To evaluate, we used top-1 accuracy, top-10 accuracy, and triplet accuracy - the number of times in which the lab-of-origin was the most similar to the DNA sequence divided by the number of examples.
In part A, we learn an embedding such that DNA sequences are closest to their lab-of-origin (positive example), and farther from negative examples. In part B, we use the embeddings to rank the most likely labs for each sequence using distance metrics.
Igor Jovanovic¶
Place: 3rd Place Innovation
Prize: $5,000
Hometown: Serbia
Username: neurogenesis
Background:
I hold a BS in Mechanical Engineering, and PhD in Mathematics. I often like competing on challenge platforms like Herox, Innocentive, and now DrivenData.
What motivated you to compete in this challenge?

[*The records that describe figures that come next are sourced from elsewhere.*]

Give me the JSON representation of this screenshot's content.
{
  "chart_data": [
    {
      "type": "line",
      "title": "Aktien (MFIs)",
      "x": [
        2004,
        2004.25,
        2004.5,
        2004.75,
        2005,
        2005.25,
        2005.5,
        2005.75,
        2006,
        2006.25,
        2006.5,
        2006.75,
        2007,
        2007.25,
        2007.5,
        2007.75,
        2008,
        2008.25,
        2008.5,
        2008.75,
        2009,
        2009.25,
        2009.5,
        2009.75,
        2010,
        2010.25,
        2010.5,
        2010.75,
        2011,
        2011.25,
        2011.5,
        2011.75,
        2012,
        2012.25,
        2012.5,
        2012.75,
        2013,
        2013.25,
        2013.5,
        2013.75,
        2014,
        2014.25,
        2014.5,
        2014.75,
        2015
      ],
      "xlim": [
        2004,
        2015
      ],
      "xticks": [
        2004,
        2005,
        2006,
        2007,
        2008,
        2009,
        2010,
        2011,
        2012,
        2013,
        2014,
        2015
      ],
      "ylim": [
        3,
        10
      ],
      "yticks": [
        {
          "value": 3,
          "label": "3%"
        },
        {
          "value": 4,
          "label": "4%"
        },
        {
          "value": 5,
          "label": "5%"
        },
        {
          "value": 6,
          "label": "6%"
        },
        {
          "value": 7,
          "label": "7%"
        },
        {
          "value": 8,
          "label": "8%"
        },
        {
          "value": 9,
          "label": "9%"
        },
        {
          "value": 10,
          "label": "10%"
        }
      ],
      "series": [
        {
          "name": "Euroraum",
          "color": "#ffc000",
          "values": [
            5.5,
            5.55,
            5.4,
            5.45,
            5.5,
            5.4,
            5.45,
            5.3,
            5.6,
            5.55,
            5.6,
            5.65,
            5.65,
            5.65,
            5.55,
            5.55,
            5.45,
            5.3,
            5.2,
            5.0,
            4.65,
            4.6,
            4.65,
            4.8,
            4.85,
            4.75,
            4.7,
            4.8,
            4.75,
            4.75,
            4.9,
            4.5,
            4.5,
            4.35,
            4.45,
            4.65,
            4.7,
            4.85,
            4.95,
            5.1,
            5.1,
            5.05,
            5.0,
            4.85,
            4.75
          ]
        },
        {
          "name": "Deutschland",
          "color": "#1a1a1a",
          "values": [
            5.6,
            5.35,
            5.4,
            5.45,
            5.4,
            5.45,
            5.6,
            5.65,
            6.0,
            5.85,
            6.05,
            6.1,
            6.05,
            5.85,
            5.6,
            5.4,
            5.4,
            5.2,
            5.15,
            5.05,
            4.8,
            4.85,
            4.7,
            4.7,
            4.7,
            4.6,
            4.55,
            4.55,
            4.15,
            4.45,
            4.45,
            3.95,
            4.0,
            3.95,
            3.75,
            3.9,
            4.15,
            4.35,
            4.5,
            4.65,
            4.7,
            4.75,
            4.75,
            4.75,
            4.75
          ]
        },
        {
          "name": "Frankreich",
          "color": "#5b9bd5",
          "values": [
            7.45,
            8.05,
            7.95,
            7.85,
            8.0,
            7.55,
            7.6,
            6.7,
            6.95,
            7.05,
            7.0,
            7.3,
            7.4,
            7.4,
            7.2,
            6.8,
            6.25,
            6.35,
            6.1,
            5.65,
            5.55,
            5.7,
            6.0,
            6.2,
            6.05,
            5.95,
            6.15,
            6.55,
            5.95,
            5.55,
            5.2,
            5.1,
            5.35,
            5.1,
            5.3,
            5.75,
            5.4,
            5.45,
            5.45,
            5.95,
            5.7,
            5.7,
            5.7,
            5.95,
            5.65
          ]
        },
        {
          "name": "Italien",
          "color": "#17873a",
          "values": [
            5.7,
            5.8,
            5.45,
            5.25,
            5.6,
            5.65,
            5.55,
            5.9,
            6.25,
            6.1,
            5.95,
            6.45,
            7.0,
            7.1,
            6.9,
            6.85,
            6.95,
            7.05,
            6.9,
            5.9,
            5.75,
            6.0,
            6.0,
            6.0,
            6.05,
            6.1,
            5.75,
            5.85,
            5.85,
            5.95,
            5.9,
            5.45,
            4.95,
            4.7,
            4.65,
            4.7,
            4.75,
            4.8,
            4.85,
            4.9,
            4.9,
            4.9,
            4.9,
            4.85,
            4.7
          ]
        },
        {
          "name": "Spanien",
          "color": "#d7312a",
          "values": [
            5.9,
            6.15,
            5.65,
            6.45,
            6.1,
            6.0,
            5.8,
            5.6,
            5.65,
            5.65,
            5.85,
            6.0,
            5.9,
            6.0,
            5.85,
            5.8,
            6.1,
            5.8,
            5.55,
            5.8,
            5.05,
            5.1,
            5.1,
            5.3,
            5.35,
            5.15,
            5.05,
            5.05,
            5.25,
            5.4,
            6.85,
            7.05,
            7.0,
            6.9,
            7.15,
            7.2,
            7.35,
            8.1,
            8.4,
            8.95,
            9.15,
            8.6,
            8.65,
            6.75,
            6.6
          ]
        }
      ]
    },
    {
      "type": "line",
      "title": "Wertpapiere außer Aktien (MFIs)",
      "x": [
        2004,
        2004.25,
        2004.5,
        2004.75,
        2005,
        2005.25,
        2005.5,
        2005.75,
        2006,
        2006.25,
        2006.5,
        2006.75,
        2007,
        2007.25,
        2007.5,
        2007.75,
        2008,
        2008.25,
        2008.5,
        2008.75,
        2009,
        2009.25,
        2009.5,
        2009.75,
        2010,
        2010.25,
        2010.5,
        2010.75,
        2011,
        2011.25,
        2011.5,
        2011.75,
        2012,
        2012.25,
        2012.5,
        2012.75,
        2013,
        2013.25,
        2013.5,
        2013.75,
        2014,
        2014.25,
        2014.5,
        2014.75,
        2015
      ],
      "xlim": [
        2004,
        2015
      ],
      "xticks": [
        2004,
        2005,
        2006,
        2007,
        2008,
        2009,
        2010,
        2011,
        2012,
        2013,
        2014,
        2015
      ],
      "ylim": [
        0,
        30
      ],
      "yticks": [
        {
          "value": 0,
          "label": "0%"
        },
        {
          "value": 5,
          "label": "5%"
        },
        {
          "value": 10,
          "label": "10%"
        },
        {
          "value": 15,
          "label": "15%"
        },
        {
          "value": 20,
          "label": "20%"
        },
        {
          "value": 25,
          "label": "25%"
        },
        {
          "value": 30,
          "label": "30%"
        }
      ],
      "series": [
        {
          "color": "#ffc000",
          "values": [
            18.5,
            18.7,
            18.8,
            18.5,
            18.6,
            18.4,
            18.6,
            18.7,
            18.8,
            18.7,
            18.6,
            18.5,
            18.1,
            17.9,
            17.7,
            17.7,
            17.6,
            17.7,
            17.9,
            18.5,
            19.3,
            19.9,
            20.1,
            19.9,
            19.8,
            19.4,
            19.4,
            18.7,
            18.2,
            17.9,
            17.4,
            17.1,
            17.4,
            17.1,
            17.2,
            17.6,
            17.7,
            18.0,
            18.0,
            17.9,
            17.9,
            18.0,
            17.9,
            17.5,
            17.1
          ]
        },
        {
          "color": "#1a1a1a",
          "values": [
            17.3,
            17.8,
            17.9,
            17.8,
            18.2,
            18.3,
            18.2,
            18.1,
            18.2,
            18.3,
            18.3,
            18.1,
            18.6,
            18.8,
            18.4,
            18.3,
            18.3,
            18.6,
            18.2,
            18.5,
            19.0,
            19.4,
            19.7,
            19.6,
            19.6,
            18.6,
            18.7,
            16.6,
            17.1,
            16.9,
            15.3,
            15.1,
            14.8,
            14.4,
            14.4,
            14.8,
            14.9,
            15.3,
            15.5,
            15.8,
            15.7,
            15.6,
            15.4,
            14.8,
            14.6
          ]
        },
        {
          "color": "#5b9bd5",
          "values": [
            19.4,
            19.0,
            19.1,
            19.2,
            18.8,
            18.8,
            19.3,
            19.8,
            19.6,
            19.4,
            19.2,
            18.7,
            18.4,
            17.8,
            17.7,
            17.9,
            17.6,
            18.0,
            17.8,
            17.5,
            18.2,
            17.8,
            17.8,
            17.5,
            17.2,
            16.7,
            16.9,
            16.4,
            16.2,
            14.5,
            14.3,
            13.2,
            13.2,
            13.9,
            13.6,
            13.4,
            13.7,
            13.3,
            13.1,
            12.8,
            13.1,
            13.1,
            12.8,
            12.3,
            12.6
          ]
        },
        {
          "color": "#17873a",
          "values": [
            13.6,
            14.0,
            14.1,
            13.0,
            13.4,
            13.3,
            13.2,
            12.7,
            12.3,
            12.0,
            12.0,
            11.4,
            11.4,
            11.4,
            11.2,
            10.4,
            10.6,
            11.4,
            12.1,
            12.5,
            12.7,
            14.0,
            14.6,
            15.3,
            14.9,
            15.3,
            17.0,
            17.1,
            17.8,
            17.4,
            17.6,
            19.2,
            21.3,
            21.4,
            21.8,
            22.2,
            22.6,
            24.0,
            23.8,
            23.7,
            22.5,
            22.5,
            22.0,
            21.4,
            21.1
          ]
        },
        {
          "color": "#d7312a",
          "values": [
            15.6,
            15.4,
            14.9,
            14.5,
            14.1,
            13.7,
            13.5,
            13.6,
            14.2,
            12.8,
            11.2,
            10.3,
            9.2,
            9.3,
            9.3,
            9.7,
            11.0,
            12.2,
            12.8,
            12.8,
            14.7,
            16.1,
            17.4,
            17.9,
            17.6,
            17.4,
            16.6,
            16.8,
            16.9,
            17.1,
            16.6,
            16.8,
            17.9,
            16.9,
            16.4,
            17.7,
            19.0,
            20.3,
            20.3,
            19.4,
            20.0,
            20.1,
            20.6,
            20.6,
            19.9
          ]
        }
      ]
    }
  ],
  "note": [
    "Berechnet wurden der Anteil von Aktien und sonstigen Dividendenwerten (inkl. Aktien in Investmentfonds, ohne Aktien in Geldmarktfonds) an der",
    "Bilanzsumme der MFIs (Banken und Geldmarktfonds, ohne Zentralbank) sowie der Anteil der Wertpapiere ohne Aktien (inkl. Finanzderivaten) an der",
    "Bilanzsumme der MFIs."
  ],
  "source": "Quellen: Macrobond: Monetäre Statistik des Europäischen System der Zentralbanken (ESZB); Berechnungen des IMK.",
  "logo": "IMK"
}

I like the sense of having competition, I like winning awards and I enjoy solving challenges.
Summary of approach:
I moved the problem to another dimension by transforming 1D sequences into a 2D image and exploited new relations (statistics, feature extraction, etc.).
Thanks to all the participants and to our winners! Special thanks to altLabs for enabling this important and interesting challenge, and for providing the data to make it possible!